Когда-то в камере её отца занимался кандидат на судебные должности Павлов, богатый молодой человек. Несколько месяцев он жил у них на квартире и полюбил Зину. Теперь Павлов сам стал исправляющим должность судебного следователя в другом городе, но несколько раз приезжал и упрашивал Зину сделаться его женой.
— Мне было его жаль, ужасно жаль, — говорила Зина, — но я не виновата, если не чувствую к нему ничего. Он добрый, весёлый, не ревнивый, не скупой, он считался лучшим чиновником из всех кандидатов в суде, но он только машина. Искусство для него лишь средство развлечься, изящную литературу он может читать исключительно после обеда и оставляет неразрезанными большинство книжек толстого журнала, который выписывает. Однажды при нём заговорили о пьесах Гауптмана, и он сказал: «Ах, это тот, которого рисуют с растрёпанными волосами», вероятно, думая, что говорят об Ибсене. Положим, теперь у него мало времени для чтения, а раньше, когда он жил у нас, времени было больше, но было то же. У него прежде всего я, то есть общественное положение и репутация, а потом уже всё остальное. И вот мама считала его моим женихом. После того, как я сказала Павлову окончательное «нет», она сердита и не хочет со мной говорить. Я не оправдывалась, всё равно она не поняла бы меня. Не сделав в сущности ничего худого, я чувствую себя виноватой; ужасно это неприятно, — давит.
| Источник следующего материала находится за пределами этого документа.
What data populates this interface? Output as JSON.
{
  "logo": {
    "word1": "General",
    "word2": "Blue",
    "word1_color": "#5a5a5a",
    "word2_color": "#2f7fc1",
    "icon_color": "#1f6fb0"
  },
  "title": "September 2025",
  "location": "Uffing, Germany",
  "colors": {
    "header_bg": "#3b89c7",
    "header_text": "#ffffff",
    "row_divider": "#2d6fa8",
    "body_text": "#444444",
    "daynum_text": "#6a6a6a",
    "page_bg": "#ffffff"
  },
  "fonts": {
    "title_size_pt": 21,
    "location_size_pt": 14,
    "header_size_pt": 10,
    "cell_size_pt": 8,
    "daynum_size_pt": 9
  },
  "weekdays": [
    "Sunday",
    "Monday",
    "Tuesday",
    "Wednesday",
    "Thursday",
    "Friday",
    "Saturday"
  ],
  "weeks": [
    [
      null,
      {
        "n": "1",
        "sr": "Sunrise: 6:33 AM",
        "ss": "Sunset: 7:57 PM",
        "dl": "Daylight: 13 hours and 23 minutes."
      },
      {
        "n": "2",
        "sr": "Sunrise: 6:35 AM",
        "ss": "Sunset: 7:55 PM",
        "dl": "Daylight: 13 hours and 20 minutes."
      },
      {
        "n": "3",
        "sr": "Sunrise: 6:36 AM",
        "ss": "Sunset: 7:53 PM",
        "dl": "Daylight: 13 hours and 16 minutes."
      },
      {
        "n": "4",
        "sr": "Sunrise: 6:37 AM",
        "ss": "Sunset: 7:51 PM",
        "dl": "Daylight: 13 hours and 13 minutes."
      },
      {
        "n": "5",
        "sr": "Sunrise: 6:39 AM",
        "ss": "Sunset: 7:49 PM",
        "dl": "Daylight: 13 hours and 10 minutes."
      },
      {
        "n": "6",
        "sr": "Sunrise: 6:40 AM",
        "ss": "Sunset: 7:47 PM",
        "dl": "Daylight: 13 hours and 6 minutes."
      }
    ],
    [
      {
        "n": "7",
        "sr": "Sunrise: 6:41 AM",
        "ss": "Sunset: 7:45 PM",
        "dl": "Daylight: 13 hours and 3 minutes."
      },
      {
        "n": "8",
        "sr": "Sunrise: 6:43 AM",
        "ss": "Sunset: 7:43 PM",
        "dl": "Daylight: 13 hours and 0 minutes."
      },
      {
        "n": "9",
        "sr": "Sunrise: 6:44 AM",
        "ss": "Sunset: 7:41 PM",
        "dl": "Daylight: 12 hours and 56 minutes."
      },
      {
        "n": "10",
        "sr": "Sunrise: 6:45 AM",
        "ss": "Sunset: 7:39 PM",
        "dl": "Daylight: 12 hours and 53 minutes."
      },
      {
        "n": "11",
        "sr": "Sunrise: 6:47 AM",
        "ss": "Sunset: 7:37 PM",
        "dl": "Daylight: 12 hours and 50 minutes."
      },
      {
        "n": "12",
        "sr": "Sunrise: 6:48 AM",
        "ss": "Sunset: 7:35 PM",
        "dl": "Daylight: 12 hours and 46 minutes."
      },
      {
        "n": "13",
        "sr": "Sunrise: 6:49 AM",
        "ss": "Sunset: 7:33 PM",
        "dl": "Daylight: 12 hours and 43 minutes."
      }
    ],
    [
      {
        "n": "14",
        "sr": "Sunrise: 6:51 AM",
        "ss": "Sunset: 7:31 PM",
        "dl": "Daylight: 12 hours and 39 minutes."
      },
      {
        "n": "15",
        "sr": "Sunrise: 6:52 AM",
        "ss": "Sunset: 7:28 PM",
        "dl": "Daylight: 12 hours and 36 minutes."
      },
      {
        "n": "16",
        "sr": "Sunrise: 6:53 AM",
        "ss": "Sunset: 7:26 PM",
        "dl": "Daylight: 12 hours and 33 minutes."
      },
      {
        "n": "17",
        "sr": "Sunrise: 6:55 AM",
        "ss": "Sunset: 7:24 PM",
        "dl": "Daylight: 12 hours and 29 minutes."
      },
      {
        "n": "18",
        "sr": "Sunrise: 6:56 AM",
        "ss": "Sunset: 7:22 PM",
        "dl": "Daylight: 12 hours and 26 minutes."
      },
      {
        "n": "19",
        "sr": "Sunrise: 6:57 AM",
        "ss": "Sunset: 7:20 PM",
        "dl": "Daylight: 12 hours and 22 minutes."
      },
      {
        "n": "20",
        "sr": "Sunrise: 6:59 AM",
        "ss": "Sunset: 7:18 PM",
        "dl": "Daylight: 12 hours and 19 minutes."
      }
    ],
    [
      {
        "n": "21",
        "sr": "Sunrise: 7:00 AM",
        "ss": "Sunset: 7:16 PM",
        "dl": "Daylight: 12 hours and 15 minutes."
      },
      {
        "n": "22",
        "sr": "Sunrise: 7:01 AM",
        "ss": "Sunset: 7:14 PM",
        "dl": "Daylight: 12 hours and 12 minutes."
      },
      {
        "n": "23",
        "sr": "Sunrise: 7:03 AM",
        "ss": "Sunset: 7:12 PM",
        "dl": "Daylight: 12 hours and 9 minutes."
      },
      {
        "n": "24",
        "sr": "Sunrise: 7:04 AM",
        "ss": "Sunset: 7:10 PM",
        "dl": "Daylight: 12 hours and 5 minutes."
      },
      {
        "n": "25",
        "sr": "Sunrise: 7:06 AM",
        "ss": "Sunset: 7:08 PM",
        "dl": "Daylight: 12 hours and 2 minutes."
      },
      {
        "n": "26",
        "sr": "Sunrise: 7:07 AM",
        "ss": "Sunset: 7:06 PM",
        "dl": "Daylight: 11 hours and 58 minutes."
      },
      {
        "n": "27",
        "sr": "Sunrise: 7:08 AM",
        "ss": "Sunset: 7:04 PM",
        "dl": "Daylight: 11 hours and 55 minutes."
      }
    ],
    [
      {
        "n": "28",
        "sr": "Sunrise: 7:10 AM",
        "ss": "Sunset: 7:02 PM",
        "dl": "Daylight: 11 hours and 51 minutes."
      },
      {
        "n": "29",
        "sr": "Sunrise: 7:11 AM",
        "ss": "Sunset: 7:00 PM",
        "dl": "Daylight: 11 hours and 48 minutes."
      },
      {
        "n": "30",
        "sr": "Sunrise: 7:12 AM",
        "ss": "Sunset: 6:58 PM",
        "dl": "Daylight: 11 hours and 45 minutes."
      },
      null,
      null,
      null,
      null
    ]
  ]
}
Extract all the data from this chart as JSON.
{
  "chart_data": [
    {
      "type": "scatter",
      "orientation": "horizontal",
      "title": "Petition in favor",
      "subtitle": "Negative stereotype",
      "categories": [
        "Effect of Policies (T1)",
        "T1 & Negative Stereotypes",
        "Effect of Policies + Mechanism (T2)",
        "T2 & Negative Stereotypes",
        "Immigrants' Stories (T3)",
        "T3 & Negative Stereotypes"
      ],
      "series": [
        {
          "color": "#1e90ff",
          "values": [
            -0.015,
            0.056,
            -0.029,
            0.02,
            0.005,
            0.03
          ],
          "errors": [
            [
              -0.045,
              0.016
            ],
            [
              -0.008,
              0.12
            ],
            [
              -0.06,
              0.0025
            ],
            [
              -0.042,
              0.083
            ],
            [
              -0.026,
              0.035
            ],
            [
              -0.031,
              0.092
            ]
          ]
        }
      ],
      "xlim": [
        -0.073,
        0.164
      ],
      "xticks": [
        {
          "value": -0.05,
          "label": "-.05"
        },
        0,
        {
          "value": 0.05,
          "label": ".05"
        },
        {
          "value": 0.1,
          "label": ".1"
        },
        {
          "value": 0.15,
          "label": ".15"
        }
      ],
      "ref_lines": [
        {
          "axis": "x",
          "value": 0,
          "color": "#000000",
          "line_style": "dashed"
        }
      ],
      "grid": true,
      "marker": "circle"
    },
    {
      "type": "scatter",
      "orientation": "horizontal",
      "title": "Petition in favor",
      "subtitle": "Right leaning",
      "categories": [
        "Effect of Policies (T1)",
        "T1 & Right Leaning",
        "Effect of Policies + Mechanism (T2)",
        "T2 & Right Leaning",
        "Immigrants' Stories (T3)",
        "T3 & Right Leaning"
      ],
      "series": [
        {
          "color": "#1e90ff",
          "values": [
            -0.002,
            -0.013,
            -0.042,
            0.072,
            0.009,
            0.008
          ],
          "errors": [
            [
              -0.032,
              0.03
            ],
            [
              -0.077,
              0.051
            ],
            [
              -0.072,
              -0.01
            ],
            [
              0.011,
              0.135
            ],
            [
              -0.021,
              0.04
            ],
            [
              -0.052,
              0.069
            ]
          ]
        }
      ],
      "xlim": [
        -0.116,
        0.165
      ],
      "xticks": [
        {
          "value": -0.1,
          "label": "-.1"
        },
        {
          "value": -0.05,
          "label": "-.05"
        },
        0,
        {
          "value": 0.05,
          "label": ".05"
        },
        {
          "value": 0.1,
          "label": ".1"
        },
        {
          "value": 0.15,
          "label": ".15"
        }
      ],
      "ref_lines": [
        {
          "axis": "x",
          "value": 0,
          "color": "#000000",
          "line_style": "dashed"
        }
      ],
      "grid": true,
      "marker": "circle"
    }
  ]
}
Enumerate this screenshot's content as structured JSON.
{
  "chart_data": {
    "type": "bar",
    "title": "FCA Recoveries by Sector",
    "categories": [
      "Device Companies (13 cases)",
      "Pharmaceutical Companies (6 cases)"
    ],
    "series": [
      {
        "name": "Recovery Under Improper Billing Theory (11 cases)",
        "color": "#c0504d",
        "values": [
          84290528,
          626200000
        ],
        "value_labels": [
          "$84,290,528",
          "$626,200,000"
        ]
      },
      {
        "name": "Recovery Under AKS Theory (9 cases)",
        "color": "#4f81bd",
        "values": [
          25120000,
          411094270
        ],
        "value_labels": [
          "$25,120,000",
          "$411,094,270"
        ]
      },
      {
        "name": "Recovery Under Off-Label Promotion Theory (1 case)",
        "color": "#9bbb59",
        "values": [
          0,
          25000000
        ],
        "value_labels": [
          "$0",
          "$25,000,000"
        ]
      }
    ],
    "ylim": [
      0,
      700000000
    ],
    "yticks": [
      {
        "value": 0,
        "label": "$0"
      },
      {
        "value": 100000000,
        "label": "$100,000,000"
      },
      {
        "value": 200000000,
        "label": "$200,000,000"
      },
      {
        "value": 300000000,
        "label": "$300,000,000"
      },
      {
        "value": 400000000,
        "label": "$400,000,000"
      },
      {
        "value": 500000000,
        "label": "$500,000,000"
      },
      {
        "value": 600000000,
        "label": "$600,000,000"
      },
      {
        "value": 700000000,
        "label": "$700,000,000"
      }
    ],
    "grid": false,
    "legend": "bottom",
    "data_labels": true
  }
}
Ощущение искренности в голосе Зины взволновало меня больше, чем самый её рассказ, — такие женщины говорят о том, что у них на душе, только близким.
Месяца через два скрывать от самих себя, что мы друг друга любим, стало secret de polichinel [4].
Предложения я ей не делал, так как об этом приходилось слыхать, помню, я сказал:
— Зина, хотели бы вы… ты хотела бы после Пасхи стать моей женой?
Она медленно опустила голову и молчала, потом заговорила точно чужим голосом:
— Я владею собой хорошо, но теперь каждый момент без вас — тоска! Тяжело и в конторе, — видеть вас и нельзя поделиться тем, что думаешь.
Я долго не мог упросить Зину говорить мне «ты». Когда через месяц я объявил о нашем решении старухе Левандовской, она побледнела, точно ей приговор прочли, долго шевелила губами и, наконец, отрывисто произнесла:
— Как знаете. Меня это не касается… не может касаться, понимаете, не касается… — и ушла.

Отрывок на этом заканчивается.